SAN JOSE ICE & COLD STORAGE CO. v. CITY OF SAN JOSE et al.
In his petition for a rehearing herein counsel for respondent complains of our treatment of section 392 et seq. of the Code of Civil Procedure (as amended by St. 1933, p. 1837 et seq., St. 1935, p. 1947 et seq.) in regard to the question of jurisdiction––a question which we have deemed as not determinative of this proceeding. We referred to the question because it had been argued in the briefs, but, when we said that these sections had been held jurisdictional “in some cases,” we assumed that the implication would follow that there was a division of authority.
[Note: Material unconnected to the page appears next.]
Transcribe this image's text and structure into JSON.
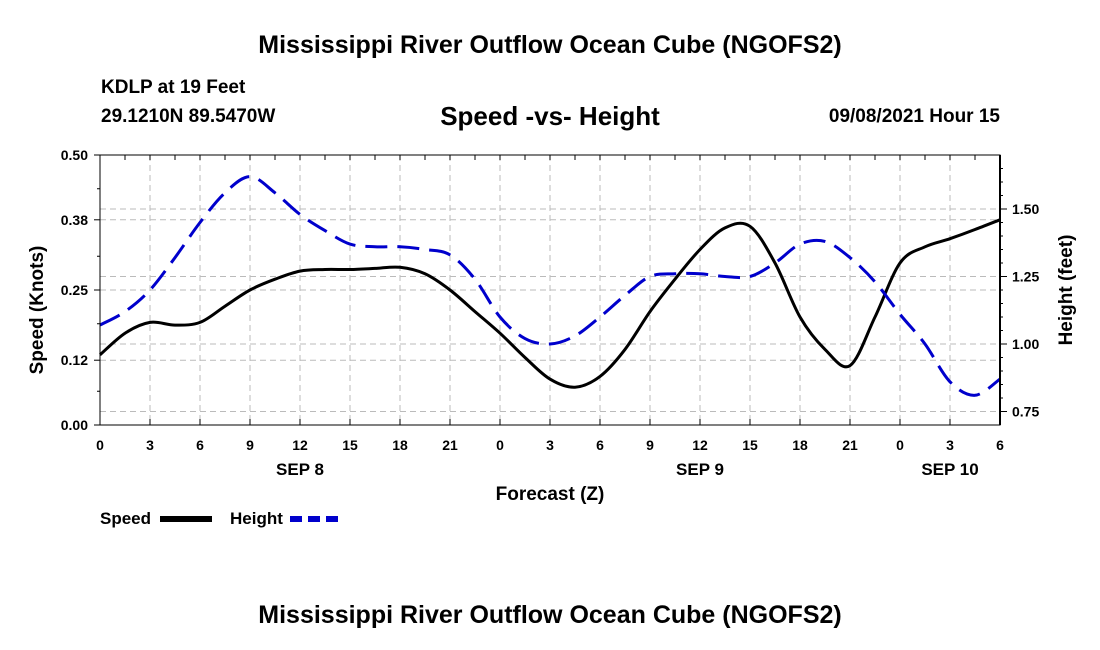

Criticism is also made of the expression “when it appears that the action has been commenced in the wrong court a transfer to the ‘proper court’ is mandatory. Section 396b.” A reading of this section enacted in 1933 (St. 1933, p. 1842) will readily disclose the meaning of the statement. It provides that, if an action is commenced in a court having jurisdiction of the subject matter thereof “other than the court designated as the proper court for the trial thereof, under the provisions of this title,” i. e., section 392 et seq., it may be tried in that county unless the defendant demands a transfer to the proper court. Then follows the language which is entirely new to these sections and upon which we held a transfer to be mandatory. This portion of the section reads: “Upon the hearing of such motion the court shall, if it appears that the action or proceeding was not commenced in the proper court, order the same transferred to the proper court; provided, however, that the court, in an action for divorce or separate maintenance, may, prior to the determination of such motion, consider and determine a motion for counsel fees and costs, and make all necessary and proper orders in connection therewith; provided, further, that in any case, if an answer be filed, the court may consider opposition to the motion, if any, and may retain the action in the county where commenced if it appears that the convenience of witnesses or the ends of justice will thereby be promoted.” (Italics ours.)
There is no uncertainty in this language and no ground for the statement that we held a demand for transfer unnecessary. The section expressly requires a demand, and it also designates but two exceptions to the mandatory requirement for a transfer when such demand is properly made.
Respondent did not bring its case within either of these exceptions and, since it is conceded that proper demand for a transfer was made, we correctly held that a transfer under the facts of this case was mandatory.
The petition for a rehearing is denied.